How do I know if I have a malpractice case?

There’s no question that even the best physicians make mistakes. However, not every mistake is grounds for a malpractice lawsuit. A harmed patient must prove that the physician failed to meet the proper standard of care and caused personal injury or financial losses.

The state of Arizona has enacted multiple laws to prevent frivolous lawsuits from bogging down the court systems and in turn, escalating insurance premiums for physicians. These are some requirements for those wishing to bring forward a malpractice lawsuit in Arizona:

  • Statute of limitations: There is a two-year window for filing a medical malpractice case in Arizona. The two years begins from the date the injury or death occurred. However, the clock doesn’t start until the petitioner reaches 18 years old and does not run during incarceration or incapacitation.
  • Affidavit of merits: An impartial physician completes this document declaring a case worthwhile for the courts. The deadline for submitting an affidavit of merits is 60 days from the date the lawsuit filed and applies only to malpractice cases using expert testimony. Courts use this testimony to establish liability or standard of care in proving negligence.

Limits to negligence

In 2009, the Arizona legislature passed legislation that evened the playing field for emergency patients. The new law states that emergency childbirth patients must present “clear and convincing evidence” but adds an exemption for patients whose medical information is not reasonably available.

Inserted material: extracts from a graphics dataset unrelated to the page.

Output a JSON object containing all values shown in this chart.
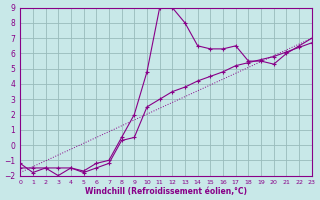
{
  "xlabel": "Windchill (Refroidissement éolien,°C)",
  "xlim": [
    0,
    23
  ],
  "ylim": [
    -2,
    9
  ],
  "xticks": [
    0,
    1,
    2,
    3,
    4,
    5,
    6,
    7,
    8,
    9,
    10,
    11,
    12,
    13,
    14,
    15,
    16,
    17,
    18,
    19,
    20,
    21,
    22,
    23
  ],
  "yticks": [
    -2,
    -1,
    0,
    1,
    2,
    3,
    4,
    5,
    6,
    7,
    8,
    9
  ],
  "bg_color": "#c8e8e8",
  "line_color": "#880088",
  "grid_color": "#99bbbb",
  "curve1_x": [
    0,
    1,
    2,
    3,
    4,
    5,
    6,
    7,
    8,
    9,
    10,
    11,
    12,
    13,
    14,
    15,
    16,
    17,
    18,
    19,
    20,
    21,
    22,
    23
  ],
  "curve1_y": [
    -1.2,
    -1.8,
    -1.5,
    -2.0,
    -1.5,
    -1.7,
    -1.2,
    -1.0,
    0.5,
    2.0,
    4.8,
    9.0,
    9.0,
    8.0,
    6.5,
    6.3,
    6.3,
    6.5,
    5.5,
    5.5,
    5.3,
    6.0,
    6.5,
    7.0
  ],
  "curve2_x": [
    0,
    1,
    2,
    3,
    4,
    5,
    6,
    7,
    8,
    9,
    10,
    11,
    12,
    13,
    14,
    15,
    16,
    17,
    18,
    19,
    20,
    21,
    22,
    23
  ],
  "curve2_y": [
    -1.5,
    -1.5,
    -1.5,
    -1.5,
    -1.5,
    -1.8,
    -1.5,
    -1.2,
    0.3,
    0.5,
    2.5,
    3.0,
    3.5,
    3.8,
    4.2,
    4.5,
    4.8,
    5.2,
    5.4,
    5.6,
    5.8,
    6.1,
    6.4,
    6.7
  ],
  "line3_x": [
    0,
    23
  ],
  "line3_y": [
    -1.8,
    7.0
  ]
}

Physicians or dentists performing services within their scope of practice voluntarily at a non-profit clinic are not liable for incurred injuries or lost wages. Those acting under a Good Samaritan Law and providing emergency treatment in a public setting also may not have a malpractice case brought against them.

Current malpractice laws put in place do their best to ensure fairness to both the harmed patient and the physician or clinic defending the lawsuit. The law provides certain exemptions for emergency and medical professionals working pro bono avoid deterring them from helping those in need. Patients must find objective and clear evidence of their physician’s negligence in their personal injury or inability to work.